Mouse embryo images analyzed in this study were obtained from the eMouse Atlas Project (EMAP) (8) and Deciphering the Mechanisms of Developmental Disorders (DMDD) (7). DMDD is a program funded by the Wellcome Trust with support from the Francis Crick Institute. The original data and image specifications can be found on the EMAP and DMDD websites, and usage of both data sources is licensed under a Creative Commons Attribution license. From these online databases, all wild-type embryos in the stage of PNP folding were included (data accessed 17 November 2020). An overview of mouse embryos used is given in SI Appendix, Table S2. In total, 5 mode 1 embryos (SS11 to SS22), 13 mode 2 embryos (SS19 to SS27), and 7 mode 3 embryos (SS25 to SS31) were analyzed. High-resolution episcopic microscopy data (DMDD) and high-resolution plastic section data (EMAP) were processed in Imaris 9.5.1 using an oblique slicer to obtain images perpendicular to the PNP. Resulting images were further analyzed in ImageJ 1.52r-1.

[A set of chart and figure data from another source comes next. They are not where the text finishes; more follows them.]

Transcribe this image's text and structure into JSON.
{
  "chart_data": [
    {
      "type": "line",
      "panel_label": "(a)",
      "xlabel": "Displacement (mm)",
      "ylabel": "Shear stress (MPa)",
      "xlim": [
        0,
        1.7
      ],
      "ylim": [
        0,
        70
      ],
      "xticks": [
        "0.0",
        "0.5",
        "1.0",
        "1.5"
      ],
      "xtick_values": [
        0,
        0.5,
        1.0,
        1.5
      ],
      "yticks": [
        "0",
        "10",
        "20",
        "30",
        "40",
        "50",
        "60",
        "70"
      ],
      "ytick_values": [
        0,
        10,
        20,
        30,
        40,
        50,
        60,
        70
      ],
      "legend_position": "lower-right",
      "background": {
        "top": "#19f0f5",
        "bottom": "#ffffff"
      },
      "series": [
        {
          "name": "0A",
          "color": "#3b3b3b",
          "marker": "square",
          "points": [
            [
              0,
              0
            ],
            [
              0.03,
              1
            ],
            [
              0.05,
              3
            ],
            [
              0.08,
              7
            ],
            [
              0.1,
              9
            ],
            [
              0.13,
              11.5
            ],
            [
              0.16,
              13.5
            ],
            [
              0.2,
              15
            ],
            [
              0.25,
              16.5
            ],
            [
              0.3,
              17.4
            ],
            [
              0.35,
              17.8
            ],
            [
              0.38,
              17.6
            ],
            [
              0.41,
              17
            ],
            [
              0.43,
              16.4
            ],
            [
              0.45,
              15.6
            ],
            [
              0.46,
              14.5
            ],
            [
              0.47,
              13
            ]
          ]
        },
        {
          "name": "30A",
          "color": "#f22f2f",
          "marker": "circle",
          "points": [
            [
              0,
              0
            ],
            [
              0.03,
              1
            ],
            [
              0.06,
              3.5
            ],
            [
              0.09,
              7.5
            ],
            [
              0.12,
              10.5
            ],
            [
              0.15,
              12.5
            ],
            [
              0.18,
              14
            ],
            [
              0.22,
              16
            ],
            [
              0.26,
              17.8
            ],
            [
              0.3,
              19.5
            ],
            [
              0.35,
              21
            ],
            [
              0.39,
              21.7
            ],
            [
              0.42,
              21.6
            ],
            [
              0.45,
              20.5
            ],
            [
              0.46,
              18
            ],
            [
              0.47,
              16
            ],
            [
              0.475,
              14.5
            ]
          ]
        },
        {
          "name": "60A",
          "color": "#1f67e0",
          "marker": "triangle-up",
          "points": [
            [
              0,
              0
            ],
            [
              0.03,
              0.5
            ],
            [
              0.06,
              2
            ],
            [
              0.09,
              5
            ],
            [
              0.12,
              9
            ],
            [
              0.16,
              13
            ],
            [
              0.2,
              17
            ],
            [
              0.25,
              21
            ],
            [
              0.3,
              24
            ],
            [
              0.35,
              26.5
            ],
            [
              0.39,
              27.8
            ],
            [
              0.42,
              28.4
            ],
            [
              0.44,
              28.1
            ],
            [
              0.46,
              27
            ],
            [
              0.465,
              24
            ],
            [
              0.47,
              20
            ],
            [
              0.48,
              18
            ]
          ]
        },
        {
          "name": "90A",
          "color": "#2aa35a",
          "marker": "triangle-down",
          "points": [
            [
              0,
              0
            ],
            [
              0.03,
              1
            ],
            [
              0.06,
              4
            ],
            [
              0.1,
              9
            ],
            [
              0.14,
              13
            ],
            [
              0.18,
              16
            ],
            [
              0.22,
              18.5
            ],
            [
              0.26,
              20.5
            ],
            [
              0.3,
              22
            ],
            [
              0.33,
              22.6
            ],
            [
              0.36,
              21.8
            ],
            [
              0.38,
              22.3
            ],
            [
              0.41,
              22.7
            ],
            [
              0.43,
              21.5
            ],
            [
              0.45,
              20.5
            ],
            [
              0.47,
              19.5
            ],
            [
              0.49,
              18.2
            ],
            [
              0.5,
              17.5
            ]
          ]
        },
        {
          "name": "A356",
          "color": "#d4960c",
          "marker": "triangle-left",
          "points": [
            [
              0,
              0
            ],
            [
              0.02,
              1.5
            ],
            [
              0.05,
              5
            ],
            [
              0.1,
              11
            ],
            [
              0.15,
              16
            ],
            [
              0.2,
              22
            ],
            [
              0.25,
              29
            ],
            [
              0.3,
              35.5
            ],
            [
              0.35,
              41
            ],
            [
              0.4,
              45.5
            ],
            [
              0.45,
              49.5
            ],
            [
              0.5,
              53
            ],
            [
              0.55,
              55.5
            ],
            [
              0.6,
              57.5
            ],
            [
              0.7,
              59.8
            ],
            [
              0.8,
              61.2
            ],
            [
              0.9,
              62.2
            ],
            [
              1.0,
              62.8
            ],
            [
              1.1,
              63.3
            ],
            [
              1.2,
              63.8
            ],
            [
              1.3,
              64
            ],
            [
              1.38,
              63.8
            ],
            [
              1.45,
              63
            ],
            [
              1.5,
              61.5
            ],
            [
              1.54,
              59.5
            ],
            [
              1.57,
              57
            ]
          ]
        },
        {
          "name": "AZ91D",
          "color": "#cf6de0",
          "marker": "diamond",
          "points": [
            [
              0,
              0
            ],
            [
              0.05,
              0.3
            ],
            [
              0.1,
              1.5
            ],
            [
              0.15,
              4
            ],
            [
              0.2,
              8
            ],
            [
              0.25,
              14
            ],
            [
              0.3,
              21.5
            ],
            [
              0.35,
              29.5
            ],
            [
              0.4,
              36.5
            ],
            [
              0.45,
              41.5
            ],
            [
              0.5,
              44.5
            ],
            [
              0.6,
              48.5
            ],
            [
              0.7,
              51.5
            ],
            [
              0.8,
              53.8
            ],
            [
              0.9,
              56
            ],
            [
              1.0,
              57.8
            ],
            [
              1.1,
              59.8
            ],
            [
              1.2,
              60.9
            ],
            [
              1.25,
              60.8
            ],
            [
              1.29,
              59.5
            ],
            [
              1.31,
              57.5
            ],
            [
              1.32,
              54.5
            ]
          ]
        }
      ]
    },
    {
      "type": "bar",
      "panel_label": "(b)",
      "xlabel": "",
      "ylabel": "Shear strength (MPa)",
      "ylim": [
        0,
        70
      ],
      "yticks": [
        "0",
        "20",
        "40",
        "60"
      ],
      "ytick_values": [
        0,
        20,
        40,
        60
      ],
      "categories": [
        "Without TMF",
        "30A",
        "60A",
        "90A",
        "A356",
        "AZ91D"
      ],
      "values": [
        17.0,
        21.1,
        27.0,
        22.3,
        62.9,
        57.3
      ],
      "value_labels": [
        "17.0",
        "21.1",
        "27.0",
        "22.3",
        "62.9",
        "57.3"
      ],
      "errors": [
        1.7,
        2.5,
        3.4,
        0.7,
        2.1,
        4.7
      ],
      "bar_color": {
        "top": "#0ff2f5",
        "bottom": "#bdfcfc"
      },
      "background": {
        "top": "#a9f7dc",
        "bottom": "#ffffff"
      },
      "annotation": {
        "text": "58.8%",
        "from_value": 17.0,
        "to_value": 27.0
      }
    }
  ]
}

Human embryo section data.

Human embryos included in this study are historical specimens from the Carnegie collection (Silver Spring, MD) and the Boyd collection (University of Cambridge, United Kingdom). Transverse section images of historical embryo specimens were obtained from the Virtual Human Embryo Project (35) and the 3D Atlas of Human Embryology (36), both under a Creative Commons Attribution license, with permission by B. S. de Bakker for the 3D Atlas data. Specimens 3709 (SS4), 6330 (SS7), and 6344 (SS13) originated from the Carnegie collection. Specimen H712 (SS6) originated from the Boyd collection. An overview of specimen origins and section specifications is published in ref. 68.

Data Availability

All information needed to replicate the computational model is described in a technical publication (39) and in ref. 64. Please contact the corresponding author for further advice on more direct replication. The mouse live-imaging datasets used for this study are publicly available at the Image Data Resource repository (https://idr.openmicroscopy.org/webclient/?show=image-4007801) under project ID 502, dataset ID 3351 [previously published dataset (37, 69)]. The raw data is publicly available as openBIS repository at https://u.ethz.ch/Kduyc under the name NT_folding_data.

Data were used from DMDD (https://dmdd.org.uk), licensed under a Creative Commons Attribution license; EMAP (http://www.emouseatlas.org/emap/home.html), licensed under a Creative Commons Attribution license; the 3D Atlas of Human Embryology (https://www.3dembryoatlas.com/), licensed under a Creative Commons Attribution license, with additional permission from B. S. de Bakker; and the Virtual Human Embryo Project (https://virtualhumanembryo.lsuhsc.edu/), licensed under a Creative Commons Attribution license.

Change History

May 16, 2022: Due to a production error, Movies S11 and S12 appeared incorrectly; these movies have been updated.